Without loss of generalizability, consider
\[A^TA = V \Sigma^T U^TU \Sigma V^T = V \Sigma ^T \Sigma V^T = V \Lambda V^T\]which is the eigendecomposition. So, clearly, the eigenvectors of \(A^TA\) are found in \(V\). Same can be said of \(U\). Another observation we can make here is that \(\Sigma^T\Sigma = \Lambda\), so the elements of \(\Sigma\) , \(\{\sigma_ i\}_{i=1}^{r}\) are the square roots of the eigenvalues of both \(A^TA\) and \(AA^T\). These values are called the singular values of \(A\)!

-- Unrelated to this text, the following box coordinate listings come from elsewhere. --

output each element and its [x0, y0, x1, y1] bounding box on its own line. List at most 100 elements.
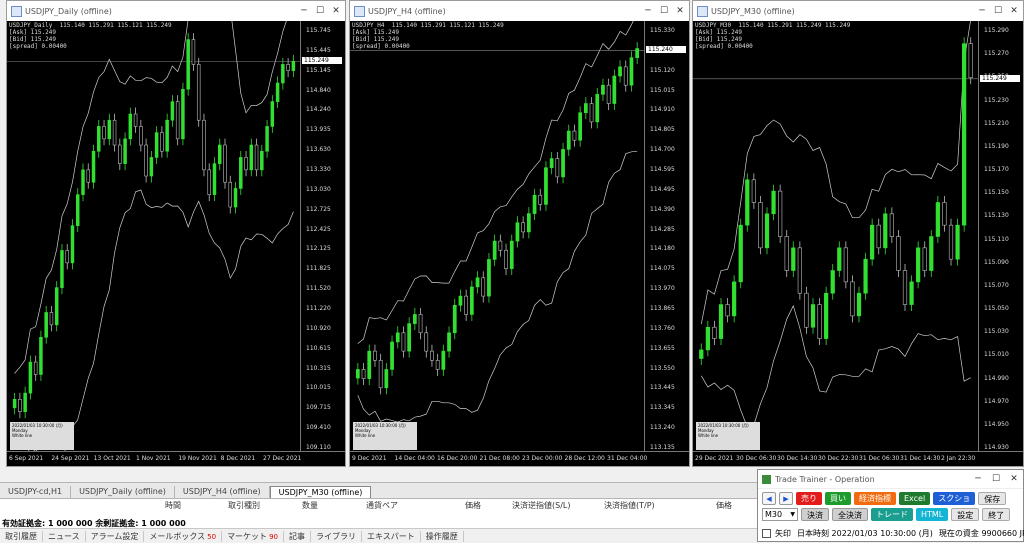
upper-band-line	[357, 21, 634, 344]
column-symbol[interactable]: 通貨ペア	[366, 500, 398, 511]
price-tick-label: 113.970	[650, 285, 675, 293]
maximize-button[interactable]: ☐	[987, 474, 1005, 484]
exit-button[interactable]: 終了	[982, 508, 1011, 521]
arrow-label: 矢印	[775, 529, 791, 538]
price-axis[interactable]: 115.330115.225115.120115.015114.910114.8…	[644, 21, 689, 452]
column-time[interactable]: 時間	[165, 500, 181, 511]
terminal-tab-4[interactable]: マーケット 90	[222, 530, 284, 542]
close-button[interactable]: ✕	[1005, 474, 1023, 484]
chart-titlebar[interactable]: USDJPY_M30 (offline) ─ ☐ ✕	[693, 1, 1023, 21]
step-forward-button[interactable]: ▶	[779, 492, 793, 505]
trade-trainer-window[interactable]: Trade Trainer - Operation ─ ☐ ✕ ◀ ▶ 売り 買い …	[757, 469, 1024, 542]
arrow-checkbox[interactable]	[762, 529, 771, 538]
close-button[interactable]: ✕	[1007, 4, 1021, 18]
settle-all-button[interactable]: 全決済	[832, 508, 868, 521]
terminal-tab-0[interactable]: 取引履歴	[0, 530, 43, 542]
price-tick-label: 114.700	[650, 146, 675, 154]
terminal-tab-6[interactable]: ライブラリ	[311, 530, 362, 542]
trade-button[interactable]: トレード	[871, 508, 913, 521]
price-tick-label: 112.425	[306, 225, 331, 233]
candle-body	[464, 295, 469, 315]
price-tick-label: 114.805	[650, 126, 675, 134]
candle-body	[112, 119, 117, 146]
candle-body	[758, 202, 763, 249]
candle-body	[922, 247, 927, 271]
candle-body	[856, 292, 862, 317]
economic-indicator-button[interactable]: 経済指標	[854, 492, 896, 505]
terminal-tab-5[interactable]: 記事	[284, 530, 311, 542]
candlestick-plot	[350, 21, 645, 423]
candle-body	[618, 66, 622, 77]
minimize-button[interactable]: ─	[641, 4, 655, 18]
terminal-tab-2[interactable]: アラーム設定	[86, 530, 145, 542]
terminal-tab-1[interactable]: ニュース	[43, 530, 86, 542]
chart-window-daily[interactable]: USDJPY_Daily (offline) ─ ☐ ✕ USDJPY_Daily …	[6, 0, 346, 467]
chart-window-icon	[697, 5, 708, 17]
candle-body	[28, 361, 33, 394]
candle-body	[418, 314, 423, 334]
chart-canvas[interactable]: USDJPY_Daily 115.140 115.291 115.121 115…	[7, 21, 345, 466]
price-tick-label: 109.110	[306, 444, 331, 451]
current-time: 日本時刻 2022/01/03 10:30:00 (月)	[797, 529, 933, 538]
chart-titlebar[interactable]: USDJPY_H4 (offline) ─ ☐ ✕	[350, 1, 689, 21]
excel-button[interactable]: Excel	[899, 492, 931, 505]
chevron-down-icon: ▼	[790, 511, 795, 518]
chart-canvas[interactable]: USDJPY_M30 115.140 115.291 115.249 115.2…	[693, 21, 1023, 466]
candle-body	[487, 259, 491, 297]
save-button[interactable]: 保存	[978, 492, 1007, 505]
time-axis[interactable]: 29 Dec 2021 30 Dec 06:30 30 Dec 14:30 30 De…	[693, 451, 1023, 466]
chart-canvas[interactable]: USDJPY_H4 115.140 115.291 115.121 115.24…	[350, 21, 689, 466]
candle-body	[909, 281, 914, 305]
trainer-titlebar[interactable]: Trade Trainer - Operation ─ ☐ ✕	[758, 470, 1023, 489]
column-price-current[interactable]: 価格	[716, 500, 732, 511]
candle-body	[837, 247, 842, 271]
terminal-tab-7[interactable]: エキスパート	[362, 530, 421, 542]
price-axis[interactable]: 115.290115.270115.250115.230115.210115.1…	[978, 21, 1023, 452]
candle-body	[797, 247, 802, 294]
column-stop-loss[interactable]: 決済逆指値(S/L)	[512, 500, 570, 511]
column-price[interactable]: 価格	[465, 500, 481, 511]
step-back-button[interactable]: ◀	[762, 492, 776, 505]
time-axis[interactable]: 9 Dec 2021 14 Dec 04:00 16 Dec 20:00 21 Dec…	[350, 451, 689, 466]
settle-button[interactable]: 決済	[801, 508, 829, 521]
terminal-tab-3[interactable]: メールボックス 50	[144, 530, 223, 542]
buy-button[interactable]: 買い	[825, 492, 851, 505]
terminal-tab-8[interactable]: 操作履歴	[421, 530, 464, 542]
candle-body	[175, 101, 180, 140]
minimize-button[interactable]: ─	[975, 4, 989, 18]
chart-window-h4[interactable]: USDJPY_H4 (offline) ─ ☐ ✕ USDJPY_H4 115.14…	[349, 0, 690, 467]
close-button[interactable]: ✕	[329, 4, 343, 18]
html-button[interactable]: HTML	[916, 508, 949, 521]
candle-body	[435, 359, 440, 370]
candle-body	[430, 350, 434, 361]
minimize-button[interactable]: ─	[969, 474, 987, 484]
candle-body	[526, 213, 531, 233]
column-order-type[interactable]: 取引種別	[228, 500, 260, 511]
maximize-button[interactable]: ☐	[313, 4, 327, 18]
settings-button[interactable]: 設定	[951, 508, 980, 521]
sell-button[interactable]: 売り	[796, 492, 822, 505]
price-tick-label: 113.935	[306, 126, 331, 134]
timeframe-select[interactable]: M30 ▼	[762, 508, 798, 521]
minimize-button[interactable]: ─	[297, 4, 311, 18]
column-take-profit[interactable]: 決済指値(T/P)	[604, 500, 655, 511]
terminal-column-header: 時間 取引種別 数量 通貨ペア 価格 決済逆指値(S/L) 決済指値(T/P) …	[0, 500, 760, 512]
time-tick-label: 23 Dec 00:00	[522, 455, 563, 462]
chart-window-m30[interactable]: USDJPY_M30 (offline) ─ ☐ ✕ USDJPY_M30 115.…	[692, 0, 1024, 467]
candle-body	[128, 113, 133, 140]
time-tick-label: 30 Dec 06:30	[736, 455, 777, 462]
price-axis[interactable]: 115.745 115.445 115.145 114.840 114.240 113.9…	[300, 21, 345, 452]
candle-body	[91, 150, 96, 183]
maximize-button[interactable]: ☐	[657, 4, 671, 18]
maximize-button[interactable]: ☐	[991, 4, 1005, 18]
candle-body	[160, 132, 164, 152]
candle-body	[481, 277, 486, 297]
screenshot-button[interactable]: スクショ	[933, 492, 976, 505]
chart-titlebar[interactable]: USDJPY_Daily (offline) ─ ☐ ✕	[7, 1, 345, 21]
column-volume[interactable]: 数量	[302, 500, 318, 511]
time-axis[interactable]: 6 Sep 2021 24 Sep 2021 13 Oct 2021 1 Nov 20…	[7, 451, 345, 466]
candle-body	[589, 103, 594, 123]
candle-body	[452, 304, 457, 334]
candle-body	[771, 190, 776, 215]
close-button[interactable]: ✕	[673, 4, 687, 18]
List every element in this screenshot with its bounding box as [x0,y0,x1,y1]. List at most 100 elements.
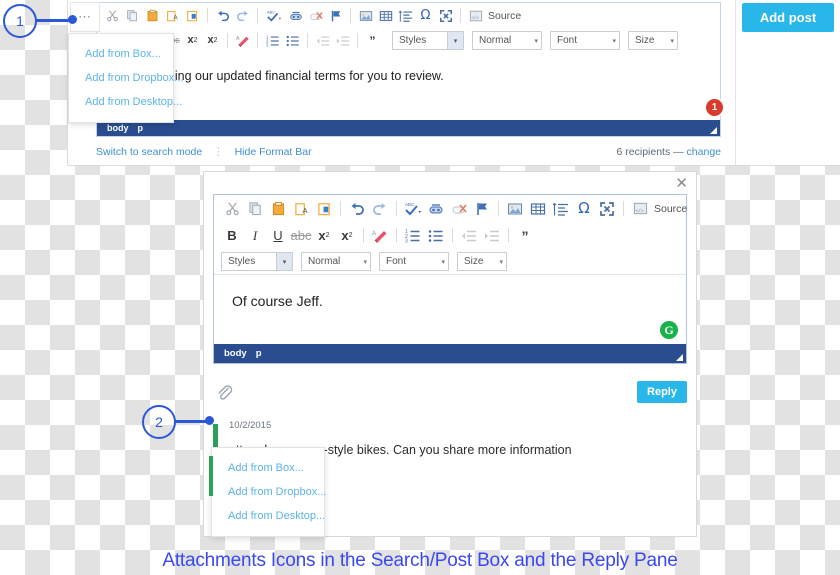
copy-icon[interactable] [123,6,142,25]
strikethrough-icon[interactable]: abc [290,225,312,246]
size-dropdown[interactable]: Size ▾ [457,252,507,271]
increase-indent-icon[interactable] [481,225,503,246]
size-dropdown[interactable]: Size ▾ [628,31,678,50]
styles-dropdown[interactable]: Styles ▾ [221,252,293,271]
toolbar-divider [498,201,499,216]
bold-icon[interactable]: B [221,225,243,246]
source-icon[interactable]: </> [629,198,651,219]
styles-dropdown[interactable]: Styles ▾ [392,31,464,50]
special-character-icon[interactable]: Ω [416,6,435,25]
chevron-down-icon: ▾ [447,32,463,49]
superscript-icon[interactable]: x2 [336,225,358,246]
element-path-p[interactable]: p [138,123,144,133]
anchor-flag-icon[interactable] [471,198,493,219]
reply-body-text[interactable]: Of course Jeff. [214,277,686,343]
blockquote-icon[interactable]: ” [363,31,382,50]
paste-from-word-icon[interactable] [183,6,202,25]
maximize-icon[interactable] [436,6,455,25]
add-post-button[interactable]: Add post [742,3,834,32]
anchor-flag-icon[interactable] [326,6,345,25]
toolbar-divider [363,228,364,243]
paste-icon[interactable] [143,6,162,25]
format-dropdown[interactable]: Normal ▾ [472,31,542,50]
bulleted-list-icon[interactable] [283,31,302,50]
resize-grip-icon[interactable] [710,127,717,134]
subscript-icon[interactable]: x2 [183,31,202,50]
element-path-body[interactable]: body [224,348,247,359]
numbered-list-icon[interactable]: 123 [402,225,424,246]
switch-to-search-mode-link[interactable]: Switch to search mode [96,146,202,158]
paste-icon[interactable] [267,198,289,219]
menu-item-add-from-dropbox[interactable]: Add from Dropbox... [212,480,326,504]
format-dropdown[interactable]: Normal ▾ [301,252,371,271]
increase-indent-icon[interactable] [333,31,352,50]
copy-icon[interactable] [244,198,266,219]
resize-grip-icon[interactable] [676,354,683,361]
unlink-icon[interactable] [306,6,325,25]
italic-icon[interactable]: I [244,225,266,246]
spellcheck-icon[interactable]: ABC [263,6,285,25]
paperclip-attachment-icon[interactable] [213,381,235,403]
svg-text:A: A [372,231,376,237]
reply-attachment-menu: Add from Box... Add from Dropbox... Add … [209,447,326,537]
annotation-1-dot [68,15,77,24]
reply-button[interactable]: Reply [637,381,687,403]
link-icon[interactable] [286,6,305,25]
source-icon[interactable]: </> [466,6,485,25]
font-dropdown[interactable]: Font ▾ [379,252,449,271]
maximize-icon[interactable] [596,198,618,219]
footer-separator: ⋮ [213,146,224,158]
post-footer-left: Switch to search mode ⋮ Hide Format Bar [96,146,312,158]
blockquote-icon[interactable]: ” [514,225,536,246]
hide-format-bar-link[interactable]: Hide Format Bar [235,146,312,158]
redo-icon[interactable] [233,6,252,25]
spellcheck-icon[interactable]: ABC [402,198,424,219]
menu-item-add-from-box[interactable]: Add from Box... [69,42,173,66]
special-character-icon[interactable]: Ω [573,198,595,219]
undo-icon[interactable] [346,198,368,219]
chevron-down-icon: ▾ [441,258,445,266]
superscript-icon[interactable]: x2 [203,31,222,50]
element-path-p[interactable]: p [256,348,262,359]
table-icon[interactable] [527,198,549,219]
menu-item-add-from-box[interactable]: Add from Box... [212,456,324,480]
undo-icon[interactable] [213,6,232,25]
toolbar-divider [257,33,258,48]
paragraph-format-icon[interactable] [550,198,572,219]
numbered-list-icon[interactable]: 123 [263,31,282,50]
cut-icon[interactable] [221,198,243,219]
image-icon[interactable] [504,198,526,219]
remove-format-icon[interactable]: A [233,31,252,50]
post-footer: Switch to search mode ⋮ Hide Format Bar … [96,140,721,164]
cut-icon[interactable] [103,6,122,25]
menu-item-add-from-dropbox[interactable]: Add from Dropbox... [69,66,183,90]
bulleted-list-icon[interactable] [425,225,447,246]
menu-item-add-from-desktop[interactable]: Add from Desktop... [212,504,325,528]
subscript-icon[interactable]: x2 [313,225,335,246]
table-icon[interactable] [376,6,395,25]
underline-icon[interactable]: U [267,225,289,246]
grammarly-icon[interactable]: G [660,321,678,339]
image-icon[interactable] [356,6,375,25]
paste-text-icon[interactable]: A [290,198,312,219]
paste-from-word-icon[interactable] [313,198,335,219]
post-body-text[interactable]: I am attaching our updated financial ter… [97,55,720,114]
change-recipients-link[interactable]: change [687,146,721,158]
paragraph-format-icon[interactable] [396,6,415,25]
element-path-body[interactable]: body [107,123,129,133]
source-label[interactable]: Source [488,10,521,22]
format-dropdown-value: Normal [308,256,341,267]
decrease-indent-icon[interactable] [458,225,480,246]
redo-icon[interactable] [369,198,391,219]
link-icon[interactable] [425,198,447,219]
decrease-indent-icon[interactable] [313,31,332,50]
reply-close-button[interactable]: ✕ [675,176,688,191]
svg-text:</>: </> [471,15,479,21]
remove-format-icon[interactable]: A [369,225,391,246]
font-dropdown[interactable]: Font ▾ [550,31,620,50]
toolbar-divider [452,228,453,243]
unlink-icon[interactable] [448,198,470,219]
paste-text-icon[interactable]: A [163,6,182,25]
menu-item-add-from-desktop[interactable]: Add from Desktop... [69,90,182,114]
source-label[interactable]: Source [654,203,687,215]
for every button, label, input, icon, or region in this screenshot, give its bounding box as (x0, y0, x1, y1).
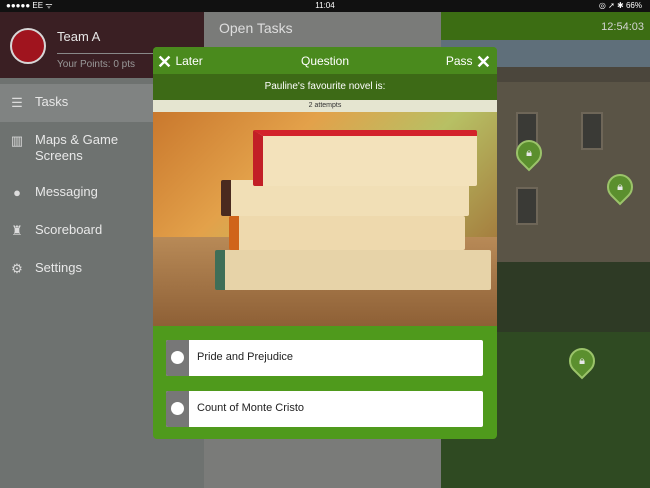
map-background (516, 187, 538, 225)
gear-icon: ⚙ (11, 261, 23, 276)
radio-button[interactable] (166, 391, 189, 427)
question-image (253, 130, 477, 186)
trophy-icon: ♜ (11, 223, 23, 238)
page-title: Open Tasks (219, 20, 293, 36)
map-background (581, 112, 603, 150)
status-bar: ●●●●● EE ᯤ 11:04 ◎ ➚ ✱ 66% (0, 0, 650, 12)
lock-icon: 🔒︎ (526, 147, 532, 159)
dialog-header: ✕ Later Question Pass ✕ (153, 47, 497, 74)
lock-icon: 🔒︎ (579, 355, 585, 367)
game-timer: 12:54:03 (601, 21, 644, 33)
pass-button[interactable]: Pass ✕ (445, 51, 491, 72)
team-name: Team A (57, 29, 101, 44)
answer-label: Count of Monte Cristo (197, 402, 304, 414)
radio-button[interactable] (166, 340, 189, 376)
question-text: Pauline's favourite novel is: (153, 74, 497, 100)
question-image (215, 250, 491, 290)
radio-icon (171, 351, 184, 364)
close-icon: ✕ (475, 51, 491, 72)
sidebar-item-label: Tasks (35, 94, 69, 109)
radio-icon (171, 402, 184, 415)
sidebar-item-label: Messaging (35, 184, 98, 199)
team-points: Your Points: 0 pts (57, 59, 136, 70)
sidebar-item-label: Maps & Game Screens (35, 132, 119, 163)
avatar[interactable] (10, 28, 46, 64)
battery-indicator: ◎ ➚ ✱ 66% (598, 1, 642, 10)
pass-label: Pass (445, 54, 473, 68)
question-image (229, 216, 465, 250)
list-icon: ☰ (11, 95, 23, 110)
answer-option[interactable]: Pride and Prejudice (166, 340, 483, 376)
sidebar-item-label: Settings (35, 260, 82, 275)
chat-bubble-icon: ● (13, 185, 21, 200)
attempts-counter: 2 attempts (153, 100, 497, 112)
map-icon: ▥ (10, 133, 24, 148)
map-header: 12:54:03 (441, 12, 650, 40)
answer-option[interactable]: Count of Monte Cristo (166, 391, 483, 427)
clock: 11:04 (315, 1, 335, 10)
question-image (153, 112, 497, 326)
sidebar-item-label: Scoreboard (35, 222, 103, 237)
lock-icon: 🔒︎ (617, 181, 623, 193)
question-dialog: ✕ Later Question Pass ✕ Pauline's favour… (153, 47, 497, 439)
answer-label: Pride and Prejudice (197, 351, 294, 363)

So now, we have a tool to solve our least squares problem. How do we use it? If we want to form a basis for \(\mathcal{R}(A)\). Well, \(\mathcal{R}(A)\) is just the span of the columns of \(A\). Extending this notion to the SVD,
\[Ax = \sum_ {i=1}^{r} \sigma_ i u_ i v_ i^Tx\] \[= \sum_ {i=1}^{r} \sigma_ i (v_ i^T x) u_i\]and notice that \(\sigma_ i ( v_ i^Tx)\) is a scalar. This is just a linear combination of the first \(r\) columns of \(U\) Therefore, letting \(U_ r\) denote the \(m \times r\) matrix with the first \(r\) columns of \(U\), corresponding to the non-zero singular values, we have shown that \(\mathcal{R}(A) = \mathcal{R}(U_ r)\). Since \(U\) is orthogonal, \(U_ r\) is an orthonormal basis for \(\mathcal{R}(A)\). Using the fact that, if \(B\) is is an orthonormal basis for \(\mathcal{V}\), then \(BB^T = P_ {\mathcal{V}}\), we have that \(U_ rU_ r^T = P_ {\mathcal{R}(A)}\). So, in terms of our problem, the point closest to \(b\) that is in \(\mathcal{R}(A)\) is \(U_rU_r^Tb\). We are now super close to finding \(\hat{x}\) that minimizes the error in the \(\ell -2\) sense. To get there, we need to define one more thing - the Monroe-Penrose Pseudo Inverse, \(A^+\).
Definition:
\[A^+ = V \Sigma ^+ U^T\]where \(\Sigma^+ \in \mathbb{R}^{n \times m}\) = diag\((\frac{1}{\sigma_ 1},\dots,\frac{1}{\sigma_r},0,\dots,0)\). Using this definition,
\[AA^+ = U\Sigma V^T V \Sigma ^+ U^T \] \[= U \Sigma \Sigma^+ U^T\] \[= U_rU_r^T\]Therefore, since we know the closest possible point we can reach with \(A\) is \(U_ r U_ r^Tb\), then
\[U_ r U_ r^Tb = A(A^+b )\]and it follows immediately that
\[\hat{x} = A^+b\]for any matrix \(A \in \mathbb{R}^{m \times n}\). Therefore, we have shown there is a general solution to the least-squares problem
\[\textrm{argmin} _ x ||Ax - b||_2^2\]An interesting thing to note here:
\[|| A\hat{x} - b ||_2^2\] \[= || b - A\hat{x} ||_2^2\] \[= || b - AA^+b ||_2^2\] \[= || (I - AA^+)b ||_2^2\]Since \(U = [U_ r U_ o]\) where \(U_ o\) is the \(m \times n-r\) matrix with columns corresponding the the zero-valued singular values of \(A\). Therefore,
\[UU^T = I = [U_ r U_ o] [U_ r U_ o]^T = U_ rU_ r^T + U_ oU_ o^T\]\(\implies U_ oU_ o^T = I - AA^+ = I - P_ { \mathcal{R}(A)} = P_ {\mathcal{R}^{\perp}(A)}\).
Therefore,
\[= || (I - AA^+)b ||_2^2\] \[= || P_ {\mathcal{R}^{\perp}(A)}b ||_2^2\]That is, what we are doing is projecting the error onto the the orthogonal complement of \(P_ {\mathcal{R}(A)}\). This is exactly what the figure above is showing! Our error should be directly orthogonal to \(P_{\mathcal{R}(A)}\) for the objective function to be minimized.
Now we have a bit of intuition into how we can use the Singular Value Decomposition to solve the least squares problem. This helps when you have a feature matrix and outcomes and want to find the specific weights associated with each covariate in the feature matrix. Least squares is used to solve for the parameters in linear regression and can be used to find the weights associated with neural networks… it has lots of applications. Hopefully, now you can apply it!